Chinese people, who are now becoming increasingly tech-savvy, are embracing internet-based medical care.
According to a recent survey conducted by global market consultancy Accenture, internet-based healthcare is an emerging trend in China. The survey showed that people use the internet to access various healthcare services and get health-related information.
Nearly 80 percent of the 12,009 respondents indicated that they had registered for online healthcare services via a computer. They also said they were more satisfied with the services they received.
Zheng You, an investment consultant manager of an online finance company in Shanghai, said online registration is the biggest benefit of internet healthcare. “If you have been to a public hospital in China, you will know how long the queue is. Most of the time is spent waiting while the real diagnosis time is very limited. But for most of working people, time is their most precious commodity. Online registration can greatly enhance efficiency,” he said.
About 70 percent of the interviewees have opted for online medical services via a mobile app or WeChat. Some 75 percent search for medication and information on medication online. Up to 60 percent said they have used “online doctor” consulting services, of which only 5 percent said they are unsatisfied with the services.
As many as 98 percent of the respondents have shown interest in using internet-based healthcare services in the future.
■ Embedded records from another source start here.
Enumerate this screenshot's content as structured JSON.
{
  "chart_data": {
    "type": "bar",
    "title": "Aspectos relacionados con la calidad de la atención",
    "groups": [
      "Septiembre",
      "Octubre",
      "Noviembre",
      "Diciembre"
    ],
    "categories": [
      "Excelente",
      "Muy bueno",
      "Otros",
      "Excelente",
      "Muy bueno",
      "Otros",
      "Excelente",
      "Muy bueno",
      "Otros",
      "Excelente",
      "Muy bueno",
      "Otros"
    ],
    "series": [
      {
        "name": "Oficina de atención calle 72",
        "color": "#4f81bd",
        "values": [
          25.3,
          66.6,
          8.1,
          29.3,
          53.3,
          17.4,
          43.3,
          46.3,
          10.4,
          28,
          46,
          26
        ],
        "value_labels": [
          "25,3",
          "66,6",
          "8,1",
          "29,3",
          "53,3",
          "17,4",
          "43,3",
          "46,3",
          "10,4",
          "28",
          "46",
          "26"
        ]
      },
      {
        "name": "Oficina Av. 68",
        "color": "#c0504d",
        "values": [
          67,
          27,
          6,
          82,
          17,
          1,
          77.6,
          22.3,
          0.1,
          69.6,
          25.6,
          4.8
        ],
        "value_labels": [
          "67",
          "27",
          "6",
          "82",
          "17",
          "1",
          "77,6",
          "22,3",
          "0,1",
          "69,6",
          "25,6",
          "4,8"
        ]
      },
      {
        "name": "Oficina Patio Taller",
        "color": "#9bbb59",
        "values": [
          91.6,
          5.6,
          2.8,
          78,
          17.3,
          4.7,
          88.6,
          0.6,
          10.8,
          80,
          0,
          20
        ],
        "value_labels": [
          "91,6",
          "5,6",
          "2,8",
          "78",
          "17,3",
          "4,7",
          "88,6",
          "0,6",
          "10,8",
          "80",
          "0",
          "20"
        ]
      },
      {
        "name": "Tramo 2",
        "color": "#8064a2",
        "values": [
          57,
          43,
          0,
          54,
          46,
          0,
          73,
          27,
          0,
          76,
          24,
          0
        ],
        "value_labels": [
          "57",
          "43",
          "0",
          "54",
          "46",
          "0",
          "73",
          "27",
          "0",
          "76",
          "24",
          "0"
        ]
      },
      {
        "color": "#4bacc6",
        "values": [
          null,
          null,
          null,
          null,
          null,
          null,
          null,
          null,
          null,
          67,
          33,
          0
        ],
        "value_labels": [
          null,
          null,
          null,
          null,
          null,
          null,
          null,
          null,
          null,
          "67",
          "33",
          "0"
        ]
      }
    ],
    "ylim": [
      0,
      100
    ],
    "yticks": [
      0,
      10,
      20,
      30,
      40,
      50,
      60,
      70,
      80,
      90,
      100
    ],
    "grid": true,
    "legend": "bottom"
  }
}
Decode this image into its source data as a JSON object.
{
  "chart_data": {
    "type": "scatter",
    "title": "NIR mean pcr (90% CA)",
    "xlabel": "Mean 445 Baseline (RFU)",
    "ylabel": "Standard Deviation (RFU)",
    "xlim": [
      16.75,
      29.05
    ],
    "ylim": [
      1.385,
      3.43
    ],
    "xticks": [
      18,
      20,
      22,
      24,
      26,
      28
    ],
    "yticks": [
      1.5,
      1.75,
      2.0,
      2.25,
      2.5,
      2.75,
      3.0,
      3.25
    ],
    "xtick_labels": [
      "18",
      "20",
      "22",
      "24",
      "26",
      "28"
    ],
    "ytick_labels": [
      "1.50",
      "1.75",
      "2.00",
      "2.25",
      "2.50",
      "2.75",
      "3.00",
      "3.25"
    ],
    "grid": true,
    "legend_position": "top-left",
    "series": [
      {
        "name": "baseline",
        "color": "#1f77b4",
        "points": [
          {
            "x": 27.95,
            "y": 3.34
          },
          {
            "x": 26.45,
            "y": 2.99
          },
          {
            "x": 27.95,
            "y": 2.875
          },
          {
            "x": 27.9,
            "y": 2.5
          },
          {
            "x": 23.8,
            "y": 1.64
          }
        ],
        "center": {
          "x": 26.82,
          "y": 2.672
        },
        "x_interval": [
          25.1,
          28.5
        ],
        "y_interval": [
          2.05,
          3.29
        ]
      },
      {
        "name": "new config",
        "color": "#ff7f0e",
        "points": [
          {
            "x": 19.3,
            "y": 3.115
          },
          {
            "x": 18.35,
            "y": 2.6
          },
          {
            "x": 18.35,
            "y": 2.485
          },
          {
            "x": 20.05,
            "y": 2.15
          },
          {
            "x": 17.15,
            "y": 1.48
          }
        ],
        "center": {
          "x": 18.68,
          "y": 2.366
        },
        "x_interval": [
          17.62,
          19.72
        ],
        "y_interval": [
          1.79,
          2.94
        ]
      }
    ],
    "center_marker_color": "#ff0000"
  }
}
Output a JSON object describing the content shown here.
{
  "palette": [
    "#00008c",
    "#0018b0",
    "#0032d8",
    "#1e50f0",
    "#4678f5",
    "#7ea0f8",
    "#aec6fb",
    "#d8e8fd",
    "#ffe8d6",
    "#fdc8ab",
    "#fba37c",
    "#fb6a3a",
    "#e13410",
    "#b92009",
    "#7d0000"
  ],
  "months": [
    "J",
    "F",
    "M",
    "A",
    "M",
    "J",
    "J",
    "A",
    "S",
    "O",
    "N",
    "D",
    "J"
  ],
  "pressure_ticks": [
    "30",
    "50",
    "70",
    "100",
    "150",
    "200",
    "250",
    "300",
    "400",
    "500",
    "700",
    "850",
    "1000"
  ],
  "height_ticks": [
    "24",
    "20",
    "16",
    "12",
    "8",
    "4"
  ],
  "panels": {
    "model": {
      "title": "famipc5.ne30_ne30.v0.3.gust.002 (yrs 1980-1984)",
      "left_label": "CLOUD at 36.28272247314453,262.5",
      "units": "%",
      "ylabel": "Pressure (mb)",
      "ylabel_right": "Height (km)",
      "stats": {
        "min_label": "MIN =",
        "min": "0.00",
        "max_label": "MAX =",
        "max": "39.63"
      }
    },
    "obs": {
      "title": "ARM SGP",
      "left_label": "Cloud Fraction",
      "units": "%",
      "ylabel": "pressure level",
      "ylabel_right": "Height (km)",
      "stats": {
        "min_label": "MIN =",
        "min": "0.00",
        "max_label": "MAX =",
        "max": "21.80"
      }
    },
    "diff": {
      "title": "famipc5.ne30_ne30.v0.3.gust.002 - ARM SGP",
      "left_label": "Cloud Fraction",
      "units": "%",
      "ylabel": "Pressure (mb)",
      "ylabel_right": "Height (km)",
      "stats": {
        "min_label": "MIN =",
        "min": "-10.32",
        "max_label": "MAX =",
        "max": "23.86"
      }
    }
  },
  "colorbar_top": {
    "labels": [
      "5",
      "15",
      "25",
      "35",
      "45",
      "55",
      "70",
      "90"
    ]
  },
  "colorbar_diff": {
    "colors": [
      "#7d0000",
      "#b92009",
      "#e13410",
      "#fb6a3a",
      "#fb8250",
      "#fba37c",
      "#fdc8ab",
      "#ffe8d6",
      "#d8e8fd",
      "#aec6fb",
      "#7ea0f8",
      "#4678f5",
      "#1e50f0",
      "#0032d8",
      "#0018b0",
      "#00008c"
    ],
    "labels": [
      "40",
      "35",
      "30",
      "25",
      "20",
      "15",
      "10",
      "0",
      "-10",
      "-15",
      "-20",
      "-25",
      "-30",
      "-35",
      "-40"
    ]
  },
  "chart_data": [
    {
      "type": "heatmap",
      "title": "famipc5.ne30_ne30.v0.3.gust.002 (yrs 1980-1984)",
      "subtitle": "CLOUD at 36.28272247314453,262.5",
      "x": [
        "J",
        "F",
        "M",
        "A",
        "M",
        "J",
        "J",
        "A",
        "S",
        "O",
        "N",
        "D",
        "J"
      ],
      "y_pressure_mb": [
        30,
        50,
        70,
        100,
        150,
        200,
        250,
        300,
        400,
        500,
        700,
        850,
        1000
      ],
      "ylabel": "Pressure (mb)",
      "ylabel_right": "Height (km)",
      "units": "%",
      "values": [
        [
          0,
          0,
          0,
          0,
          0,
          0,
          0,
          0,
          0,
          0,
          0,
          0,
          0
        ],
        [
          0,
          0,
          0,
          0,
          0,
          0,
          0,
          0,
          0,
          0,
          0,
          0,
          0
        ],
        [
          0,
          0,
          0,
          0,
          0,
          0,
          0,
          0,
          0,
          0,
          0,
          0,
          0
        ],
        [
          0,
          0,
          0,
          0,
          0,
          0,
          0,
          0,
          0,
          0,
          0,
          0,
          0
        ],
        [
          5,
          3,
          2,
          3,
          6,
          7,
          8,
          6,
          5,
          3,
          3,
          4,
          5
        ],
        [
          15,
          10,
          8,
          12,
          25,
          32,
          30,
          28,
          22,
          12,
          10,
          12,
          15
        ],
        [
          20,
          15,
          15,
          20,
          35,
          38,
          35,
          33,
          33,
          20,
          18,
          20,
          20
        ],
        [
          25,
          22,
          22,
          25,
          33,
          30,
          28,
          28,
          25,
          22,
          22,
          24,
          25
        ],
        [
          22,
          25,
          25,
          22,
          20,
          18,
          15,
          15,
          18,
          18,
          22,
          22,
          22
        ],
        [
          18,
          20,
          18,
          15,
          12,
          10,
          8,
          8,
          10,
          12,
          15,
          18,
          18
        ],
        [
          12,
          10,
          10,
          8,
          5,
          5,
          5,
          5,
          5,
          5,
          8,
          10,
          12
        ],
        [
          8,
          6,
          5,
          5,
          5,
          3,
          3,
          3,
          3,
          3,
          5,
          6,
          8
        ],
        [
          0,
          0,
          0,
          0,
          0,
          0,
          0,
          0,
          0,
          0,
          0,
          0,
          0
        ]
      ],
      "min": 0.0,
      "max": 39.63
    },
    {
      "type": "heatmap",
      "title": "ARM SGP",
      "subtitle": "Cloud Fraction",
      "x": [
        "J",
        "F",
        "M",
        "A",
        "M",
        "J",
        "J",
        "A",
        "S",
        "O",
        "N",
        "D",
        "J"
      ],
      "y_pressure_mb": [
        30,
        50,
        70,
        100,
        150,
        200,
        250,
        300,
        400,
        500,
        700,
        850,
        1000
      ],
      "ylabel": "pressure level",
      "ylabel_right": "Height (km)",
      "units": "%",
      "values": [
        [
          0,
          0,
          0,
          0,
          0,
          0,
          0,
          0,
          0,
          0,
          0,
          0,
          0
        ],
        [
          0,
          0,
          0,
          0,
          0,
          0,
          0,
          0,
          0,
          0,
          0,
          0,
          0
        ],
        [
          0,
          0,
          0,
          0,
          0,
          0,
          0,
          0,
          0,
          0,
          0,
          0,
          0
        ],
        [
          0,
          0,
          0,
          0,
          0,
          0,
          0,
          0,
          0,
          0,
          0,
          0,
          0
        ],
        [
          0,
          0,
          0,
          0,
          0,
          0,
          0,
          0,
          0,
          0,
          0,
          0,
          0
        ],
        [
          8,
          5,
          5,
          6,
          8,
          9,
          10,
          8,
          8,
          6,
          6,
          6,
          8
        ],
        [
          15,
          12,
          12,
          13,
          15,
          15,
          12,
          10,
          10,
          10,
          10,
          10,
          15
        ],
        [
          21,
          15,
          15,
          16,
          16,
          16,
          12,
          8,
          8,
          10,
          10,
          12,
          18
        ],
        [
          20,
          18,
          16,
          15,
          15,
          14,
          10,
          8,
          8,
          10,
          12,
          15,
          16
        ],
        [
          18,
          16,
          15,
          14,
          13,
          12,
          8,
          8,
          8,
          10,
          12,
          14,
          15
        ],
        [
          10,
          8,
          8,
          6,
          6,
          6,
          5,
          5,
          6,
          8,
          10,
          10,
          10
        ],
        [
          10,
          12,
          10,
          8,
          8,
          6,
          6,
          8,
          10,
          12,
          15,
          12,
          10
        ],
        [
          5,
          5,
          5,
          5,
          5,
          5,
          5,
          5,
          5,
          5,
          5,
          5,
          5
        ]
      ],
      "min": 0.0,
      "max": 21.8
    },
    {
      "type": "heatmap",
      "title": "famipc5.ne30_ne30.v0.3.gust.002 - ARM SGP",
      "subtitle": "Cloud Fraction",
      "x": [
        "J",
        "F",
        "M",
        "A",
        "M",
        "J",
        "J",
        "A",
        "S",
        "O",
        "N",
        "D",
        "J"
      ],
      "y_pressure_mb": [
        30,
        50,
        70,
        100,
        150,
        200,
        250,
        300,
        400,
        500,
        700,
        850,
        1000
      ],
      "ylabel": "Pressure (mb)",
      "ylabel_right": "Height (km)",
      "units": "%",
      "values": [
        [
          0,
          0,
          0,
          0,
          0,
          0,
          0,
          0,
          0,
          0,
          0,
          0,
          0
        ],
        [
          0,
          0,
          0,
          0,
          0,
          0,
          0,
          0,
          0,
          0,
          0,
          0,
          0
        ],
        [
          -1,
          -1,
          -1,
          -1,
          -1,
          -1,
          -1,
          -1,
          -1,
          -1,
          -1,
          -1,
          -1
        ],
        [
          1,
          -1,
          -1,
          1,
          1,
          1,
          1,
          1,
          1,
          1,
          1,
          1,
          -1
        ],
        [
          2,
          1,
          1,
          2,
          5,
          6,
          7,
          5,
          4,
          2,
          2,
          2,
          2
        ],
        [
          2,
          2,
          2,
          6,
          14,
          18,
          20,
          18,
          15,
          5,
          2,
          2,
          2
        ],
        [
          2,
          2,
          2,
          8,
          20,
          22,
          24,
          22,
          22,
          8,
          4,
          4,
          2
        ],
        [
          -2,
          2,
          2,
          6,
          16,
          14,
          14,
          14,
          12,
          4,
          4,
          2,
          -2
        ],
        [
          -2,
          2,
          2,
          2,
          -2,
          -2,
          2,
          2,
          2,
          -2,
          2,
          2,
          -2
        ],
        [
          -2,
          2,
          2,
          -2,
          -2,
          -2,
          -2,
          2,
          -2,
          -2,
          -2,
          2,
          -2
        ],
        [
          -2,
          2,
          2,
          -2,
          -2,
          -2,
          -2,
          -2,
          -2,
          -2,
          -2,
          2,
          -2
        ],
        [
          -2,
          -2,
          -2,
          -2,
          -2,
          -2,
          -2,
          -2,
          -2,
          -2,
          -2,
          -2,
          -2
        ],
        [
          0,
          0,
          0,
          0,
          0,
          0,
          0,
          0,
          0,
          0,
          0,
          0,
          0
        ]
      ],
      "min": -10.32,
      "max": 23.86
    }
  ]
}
The demand is greater for registration services, online medical consultation, authoritative medical information, online diagnosis, and treatment and post-treatment management.
As the survey concluded, “internet hospitals” come with various advantages, including saving patients from a long waiting time, allowing them to choose a convenient time to see a doctor and to select medical experts from across the country, preventing cross-infection, giving them privacy and so on.
While technology-based innovative services have revolutionized healthcare in China, a number of challenges remain and concerns about them are expressed.
About 55 percent said they miss face-to-face interaction with doctors. About 52 percent expressed worries about no direct examination. Half of the interviewees were not sure if their online medical care would be covered under social health insurance or commercial insurance system.
And 39 percent are worried about the disclosure of personal information.
“Admittedly, China’s medical care reforms have not yet been able to address the difficulties and inconveniences faced by patients. But the expectations of the people provide clear directions for the government to focus on as it works on improving the healthcare system,” said Kher Tean Chen, life sciences lead and managing director of Accenture Greater China.